Six more boatloads of migrants, mostly Libyans, arrived at the Italian island of Lampedusa yesterday, exacerbating a refugee crisis that already appears to have ended the long-standing Schengen arrangement for passport-free movement around Europe.
In Italy, which has born the brunt of waves of migrants fleeing turmoil first in Tunisia and now Libya, key members of the government were again warning about the repercussions of Nato's bombing campaign across the Mediterranean.
"For this reason we have continually pressed for a strong diplomatic response to the situation in Libya," said Italy's interior minister Roberto Maroni, of the anti-immigration Northern League party, who has repeatedly called for an end to Italy's role in Nato air raids. "Otherwise there is no way to stop the boats."
Ignazio Accomando, from the National Institute for the Health of Migrants, told the Ansa news agency: "About 2,000 migrants are expected to arrive on the island.

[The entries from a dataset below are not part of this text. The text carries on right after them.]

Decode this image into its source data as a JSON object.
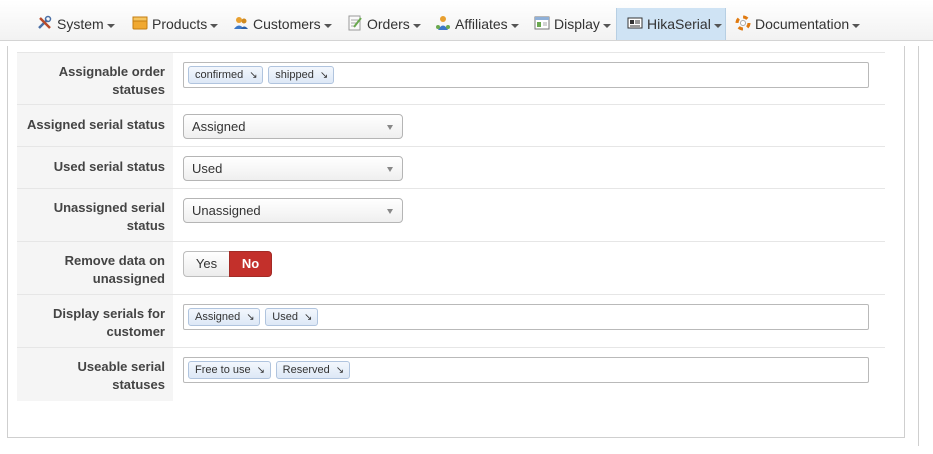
{
  "menu": {
    "items": [
      {
        "label": "System",
        "icon": "tools-icon"
      },
      {
        "label": "Products",
        "icon": "box-icon"
      },
      {
        "label": "Customers",
        "icon": "users-icon"
      },
      {
        "label": "Orders",
        "icon": "orders-icon"
      },
      {
        "label": "Affiliates",
        "icon": "affiliates-icon"
      },
      {
        "label": "Display",
        "icon": "display-icon"
      },
      {
        "label": "HikaSerial",
        "icon": "serial-icon",
        "active": true
      },
      {
        "label": "Documentation",
        "icon": "lifebuoy-icon"
      }
    ]
  },
  "settings": {
    "assignable_order_statuses": {
      "label": "Assignable order statuses",
      "tags": [
        "confirmed",
        "shipped"
      ]
    },
    "assigned_serial_status": {
      "label": "Assigned serial status",
      "value": "Assigned"
    },
    "used_serial_status": {
      "label": "Used serial status",
      "value": "Used"
    },
    "unassigned_serial_status": {
      "label": "Unassigned serial status",
      "value": "Unassigned"
    },
    "remove_data_on_unassigned": {
      "label": "Remove data on unassigned",
      "yes_label": "Yes",
      "no_label": "No",
      "selected": "No"
    },
    "display_serials_for_customer": {
      "label": "Display serials for customer",
      "tags": [
        "Assigned",
        "Used"
      ]
    },
    "useable_serial_statuses": {
      "label": "Useable serial statuses",
      "tags": [
        "Free to use",
        "Reserved"
      ]
    }
  },
  "colors": {
    "active_menu": "#cfe3f4",
    "toggle_no": "#c3302b",
    "tag_border": "#b0c4de"
  }
}
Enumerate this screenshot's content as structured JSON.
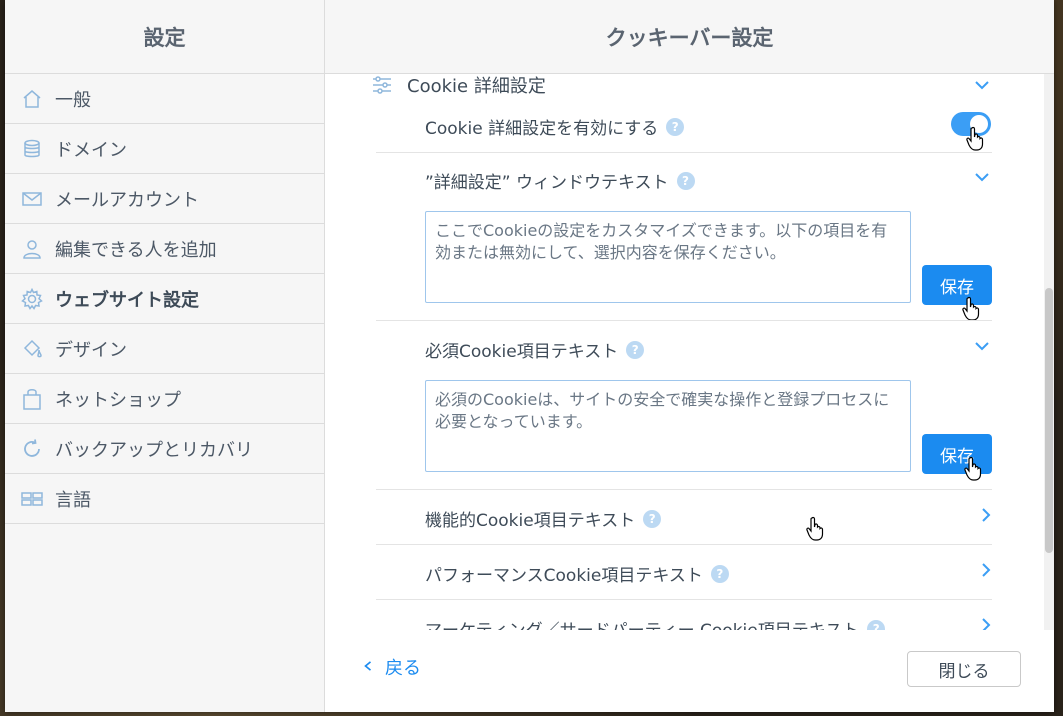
{
  "sidebar": {
    "title": "設定",
    "items": [
      {
        "label": "一般",
        "icon": "home-icon"
      },
      {
        "label": "ドメイン",
        "icon": "database-icon"
      },
      {
        "label": "メールアカウント",
        "icon": "mail-icon"
      },
      {
        "label": "編集できる人を追加",
        "icon": "user-icon"
      },
      {
        "label": "ウェブサイト設定",
        "icon": "gear-icon"
      },
      {
        "label": "デザイン",
        "icon": "paint-bucket-icon"
      },
      {
        "label": "ネットショップ",
        "icon": "shopping-bag-icon"
      },
      {
        "label": "バックアップとリカバリ",
        "icon": "refresh-icon"
      },
      {
        "label": "言語",
        "icon": "language-icon"
      }
    ]
  },
  "panel": {
    "title": "クッキーバー設定",
    "section_title": "Cookie 詳細設定",
    "enable_label": "Cookie 詳細設定を有効にする",
    "enable_on": true,
    "window_text_label": "”詳細設定” ウィンドウテキスト",
    "window_text_value": "ここでCookieの設定をカスタマイズできます。以下の項目を有効または無効にして、選択内容を保存ください。",
    "required_label": "必須Cookie項目テキスト",
    "required_value": "必須のCookieは、サイトの安全で確実な操作と登録プロセスに必要となっています。",
    "functional_label": "機能的Cookie項目テキスト",
    "performance_label": "パフォーマンスCookie項目テキスト",
    "marketing_label": "マーケティング／サードパーティー Cookie項目テキスト",
    "save_label": "保存",
    "help_glyph": "?",
    "accent_color": "#1b8bf0"
  },
  "footer": {
    "back_label": "戻る",
    "close_label": "閉じる"
  }
}
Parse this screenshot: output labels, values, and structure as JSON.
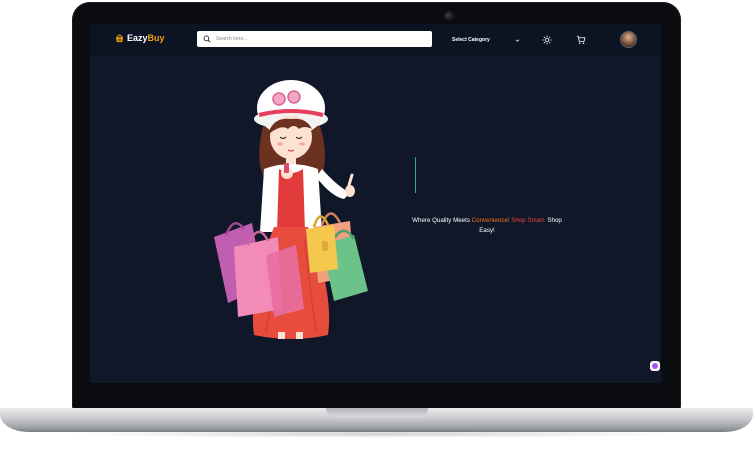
{
  "app": {
    "logo_part1": "Eazy",
    "logo_part2": "Buy",
    "brand_color": "#f59e0b",
    "background_color": "#0f1729"
  },
  "navbar": {
    "search": {
      "placeholder": "Search here...",
      "value": "",
      "icon": "search-icon"
    },
    "category": {
      "selected": "Select Category",
      "icon": "chevron-down-icon"
    },
    "theme_toggle": {
      "icon": "sun-icon"
    },
    "cart": {
      "icon": "cart-icon"
    },
    "avatar": {
      "icon": "user-avatar"
    }
  },
  "hero": {
    "tagline_part1": "Where Quality Meets ",
    "tagline_highlight1": "Convenience!",
    "tagline_highlight2": "Shop Smart.",
    "tagline_part2": " Shop Easy!",
    "illustration": "girl-with-shopping-bags",
    "highlight1_color": "#f97316",
    "highlight2_color": "#ef4444"
  },
  "chat": {
    "icon": "chat-bubble-icon"
  }
}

They are tired, worn out, dehydrated and with some bruises, but overall there are no particularly grave health cases."
The UN warned yesterday that one in 10 migrants fleeing Libya by sea is likely to die during the crossing. The arrival of tens of thousands of North Africans has caused political fall-out across Europe with the EU preparing to reintroduce passport checks among Schengen-zone countries, after pressure from France and Italy. The cracks in the Schengen zone appeared to widen this week when Denmark decided to reinstate controls on its borders with Germany and Sweden to clamp down, it said, on drug and weapons smuggling.